Digital finance, AI can widen financial inclusion—PIDS
Filipinos who actively use digital financial platforms are significantly more likely to own bank accounts and conduct formal financial transactions, with the state-run policy think tank saying stronger digital engagement is a key driver of financial inclusion in the country even as barriers such as lack of funds, high costs, and weak trust persist.
In a policy note published last Monday, April 27, the Philippine Institute for Development Studies (PIDS) said a one-unit increase in the Digital Financial Engagement Index was associated with a 78.5-percentage-point (ppt) rise in formal account ownership, a 59.3-ppt increase in mobile money use, and a 157-ppt increase in online financial transactions.
The report, titled “Advancing Financial Inclusion in the Philippines through Digital Platforms and AI Deployment,” was authored by Nikka C. Pesa, Mary Grace R. Agner, and Rutcher M. Lacaza.
PIDS said digital financial engagement also increased the likelihood of formal saving and borrowing, while reducing trust-related barriers by 29.4 ppts, helping build confidence in formal financial systems.
Despite progress, financial exclusion remains a challenge.
The report noted that 56 percent of Filipino adults owned formal financial accounts as of 2021, while digital payments reached 57.4 percent—surpassing the government’s 50-percent target. However, a high unbanked population of 51.4 percent remains.
Among the most commonly cited barriers to financial inclusion were lack of money, cited by 76 percent of respondents, followed by high costs at 55 percent, distance to financial institutions at 40 percent, documentation issues at 39 percent, and low trust at 20 percent. Another 34 percent said a family member already had an account, indicating household-level financial decision-making.

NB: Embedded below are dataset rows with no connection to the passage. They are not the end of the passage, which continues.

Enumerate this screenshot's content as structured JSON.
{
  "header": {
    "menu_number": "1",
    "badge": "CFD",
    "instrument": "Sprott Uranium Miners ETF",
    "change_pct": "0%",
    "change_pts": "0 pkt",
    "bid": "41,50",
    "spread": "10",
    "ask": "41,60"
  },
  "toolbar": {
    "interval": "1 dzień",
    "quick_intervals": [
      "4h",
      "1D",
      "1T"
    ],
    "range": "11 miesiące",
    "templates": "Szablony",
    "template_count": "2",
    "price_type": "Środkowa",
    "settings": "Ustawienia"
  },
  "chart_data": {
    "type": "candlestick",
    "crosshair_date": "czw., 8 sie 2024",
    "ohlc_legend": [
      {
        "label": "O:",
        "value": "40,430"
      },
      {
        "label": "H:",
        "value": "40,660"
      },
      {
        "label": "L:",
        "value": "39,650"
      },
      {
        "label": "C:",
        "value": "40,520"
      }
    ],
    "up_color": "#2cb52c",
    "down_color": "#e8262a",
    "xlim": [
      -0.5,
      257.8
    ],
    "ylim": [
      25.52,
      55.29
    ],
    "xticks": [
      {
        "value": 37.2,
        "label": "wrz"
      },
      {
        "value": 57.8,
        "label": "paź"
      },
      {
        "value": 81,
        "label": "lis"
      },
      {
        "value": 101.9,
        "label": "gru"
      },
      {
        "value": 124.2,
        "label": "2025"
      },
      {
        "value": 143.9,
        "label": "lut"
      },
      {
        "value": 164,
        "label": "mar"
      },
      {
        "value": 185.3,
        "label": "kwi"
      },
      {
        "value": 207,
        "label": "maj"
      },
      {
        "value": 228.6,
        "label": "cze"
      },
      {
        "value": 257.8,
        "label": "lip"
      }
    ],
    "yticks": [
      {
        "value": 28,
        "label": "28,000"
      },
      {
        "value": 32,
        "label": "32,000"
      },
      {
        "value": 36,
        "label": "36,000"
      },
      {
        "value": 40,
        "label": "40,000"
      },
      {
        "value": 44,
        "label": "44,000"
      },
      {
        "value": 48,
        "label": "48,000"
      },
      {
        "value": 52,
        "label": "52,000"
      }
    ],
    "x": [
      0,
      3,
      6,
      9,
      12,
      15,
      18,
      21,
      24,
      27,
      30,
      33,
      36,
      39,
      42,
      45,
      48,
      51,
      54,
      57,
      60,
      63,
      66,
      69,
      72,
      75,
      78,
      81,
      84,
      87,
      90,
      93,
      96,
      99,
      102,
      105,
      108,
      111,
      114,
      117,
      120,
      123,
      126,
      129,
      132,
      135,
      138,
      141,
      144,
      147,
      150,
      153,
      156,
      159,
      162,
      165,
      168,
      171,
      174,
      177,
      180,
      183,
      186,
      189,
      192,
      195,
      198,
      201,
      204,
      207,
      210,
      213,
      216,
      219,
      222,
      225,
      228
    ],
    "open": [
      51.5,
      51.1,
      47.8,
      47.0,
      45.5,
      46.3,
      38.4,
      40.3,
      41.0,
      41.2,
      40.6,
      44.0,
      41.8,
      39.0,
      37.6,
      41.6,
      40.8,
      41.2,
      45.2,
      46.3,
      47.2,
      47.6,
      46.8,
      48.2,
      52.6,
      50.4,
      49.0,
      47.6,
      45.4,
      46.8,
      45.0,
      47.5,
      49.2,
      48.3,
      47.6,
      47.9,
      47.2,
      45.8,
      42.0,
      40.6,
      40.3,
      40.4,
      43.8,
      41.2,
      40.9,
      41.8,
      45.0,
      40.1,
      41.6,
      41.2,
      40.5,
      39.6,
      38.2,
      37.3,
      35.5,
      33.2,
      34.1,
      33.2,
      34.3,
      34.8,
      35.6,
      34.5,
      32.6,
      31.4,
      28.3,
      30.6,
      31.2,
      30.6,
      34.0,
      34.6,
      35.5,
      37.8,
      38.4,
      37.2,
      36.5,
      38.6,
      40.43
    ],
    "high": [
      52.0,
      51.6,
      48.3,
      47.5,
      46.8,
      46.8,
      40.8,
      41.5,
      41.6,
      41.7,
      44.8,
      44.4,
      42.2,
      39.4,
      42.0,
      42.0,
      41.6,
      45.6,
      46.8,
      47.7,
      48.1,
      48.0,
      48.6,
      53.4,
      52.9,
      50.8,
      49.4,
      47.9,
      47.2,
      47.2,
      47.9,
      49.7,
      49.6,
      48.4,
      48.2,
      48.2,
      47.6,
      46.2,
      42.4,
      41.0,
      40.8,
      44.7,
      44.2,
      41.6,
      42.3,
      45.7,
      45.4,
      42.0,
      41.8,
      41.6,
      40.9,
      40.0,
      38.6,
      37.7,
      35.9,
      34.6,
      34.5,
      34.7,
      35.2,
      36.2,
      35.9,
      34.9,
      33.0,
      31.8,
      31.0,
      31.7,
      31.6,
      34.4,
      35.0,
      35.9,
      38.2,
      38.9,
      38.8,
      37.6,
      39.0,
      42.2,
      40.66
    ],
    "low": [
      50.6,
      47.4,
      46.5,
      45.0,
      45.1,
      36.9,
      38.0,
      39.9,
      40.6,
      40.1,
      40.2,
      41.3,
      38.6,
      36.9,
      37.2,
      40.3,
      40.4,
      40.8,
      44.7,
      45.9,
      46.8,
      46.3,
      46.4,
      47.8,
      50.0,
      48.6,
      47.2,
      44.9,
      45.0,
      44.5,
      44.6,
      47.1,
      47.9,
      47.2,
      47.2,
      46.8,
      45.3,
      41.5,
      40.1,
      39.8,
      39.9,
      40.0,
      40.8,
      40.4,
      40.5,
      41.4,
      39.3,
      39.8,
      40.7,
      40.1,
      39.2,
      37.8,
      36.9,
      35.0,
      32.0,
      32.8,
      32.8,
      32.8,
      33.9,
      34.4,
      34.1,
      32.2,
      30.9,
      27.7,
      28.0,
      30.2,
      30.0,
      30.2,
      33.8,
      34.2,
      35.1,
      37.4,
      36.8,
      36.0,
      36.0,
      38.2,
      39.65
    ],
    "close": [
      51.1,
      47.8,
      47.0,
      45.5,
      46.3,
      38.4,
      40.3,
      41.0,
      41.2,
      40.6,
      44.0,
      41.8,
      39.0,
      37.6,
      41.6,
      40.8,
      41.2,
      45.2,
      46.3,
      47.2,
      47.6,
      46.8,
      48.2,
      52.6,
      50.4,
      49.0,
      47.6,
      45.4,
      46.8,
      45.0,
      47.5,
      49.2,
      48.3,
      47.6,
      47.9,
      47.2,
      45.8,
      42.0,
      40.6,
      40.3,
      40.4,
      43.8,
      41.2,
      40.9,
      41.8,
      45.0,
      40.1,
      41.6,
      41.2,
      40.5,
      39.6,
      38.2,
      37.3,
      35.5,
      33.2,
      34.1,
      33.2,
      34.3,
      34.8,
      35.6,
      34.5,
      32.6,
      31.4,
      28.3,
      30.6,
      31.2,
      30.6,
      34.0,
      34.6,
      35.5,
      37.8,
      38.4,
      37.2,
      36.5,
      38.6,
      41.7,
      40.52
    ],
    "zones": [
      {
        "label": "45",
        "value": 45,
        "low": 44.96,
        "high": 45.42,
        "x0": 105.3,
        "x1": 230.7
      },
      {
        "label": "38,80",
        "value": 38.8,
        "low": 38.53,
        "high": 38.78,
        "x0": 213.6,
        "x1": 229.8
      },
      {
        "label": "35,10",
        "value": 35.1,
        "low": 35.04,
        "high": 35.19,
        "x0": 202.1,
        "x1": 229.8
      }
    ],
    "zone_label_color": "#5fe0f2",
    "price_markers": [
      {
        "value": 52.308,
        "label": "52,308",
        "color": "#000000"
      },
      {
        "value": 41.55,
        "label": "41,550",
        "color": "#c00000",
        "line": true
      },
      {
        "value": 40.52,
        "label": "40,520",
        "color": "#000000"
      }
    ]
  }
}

The report said digital financial engagement strongly predicts financial inclusion and that individuals who actively use digital financial platforms are significantly more likely to own and use formal accounts.
The PIDS note also found that artificial intelligence (AI) adoption in the Philippine financial sector remains uneven.
Large universal and commercial banks (UK/Bs) have increasingly deployed AI for customer engagement, fraud detection, anti-money laundering, and credit risk management, leveraging stronger technological infrastructure and financial capacity.
“The most common AI application is pattern and anomaly detection, primarily used in fraud prevention and anti-money laundering systems,” the report said.
However, smaller institutions such as rural banks, cooperatives, and savings and loan associations remain in the early stages of digital transformation.
PIDS said these institutions—particularly those outside Metro Manila—face multiple barriers, including poor internet connectivity, limited technical expertise, insufficient awareness of AI applications, capital constraints, cybersecurity risks, and regulatory compliance burdens.
During the Covid-19 pandemic, phishing scams in the Philippines surged by 200 percent, making it the top cybercrime in the country and heightening caution toward digital and AI technologies, particularly among smaller financial service providers with limited cybersecurity infrastructure.
The report also highlighted a human capacity gap.
Only two percent of Filipinos were able to correctly answer all basic financial literacy questions based on the Bangko Sentral ng Pilipinas’ (BSP) 2021 Financial Inclusion Survey, while older adults, low-income households, and rural residents remain at risk of being left behind by AI-driven financial services.
“Without targeted financial and AI literacy programs, the benefits of AI-driven financial services will remain concentrated among digitally literate, urban, and higher-income groups, potentially widening existing inequalities,” the report warned.
To address these gaps, PIDS urged the government to improve internet connectivity and electricity access in rural and geographically isolated areas through public-private partnerships (PPPs), strengthen cybersecurity frameworks, and develop AI education roadmaps.
The think tank also recommended integrating AI-related questions into national financial inclusion surveys, aligning financial inclusion efforts with the National AI Strategy Roadmap 2.0, and easing regulatory burdens on smaller cooperatives and savings associations while maintaining safeguards.
For the private sector, PIDS urged stronger data privacy and cybersecurity protocols, transparent AI decision-making processes, regular bias assessments in algorithm-based credit scoring, and wider digital financial services for underserved populations.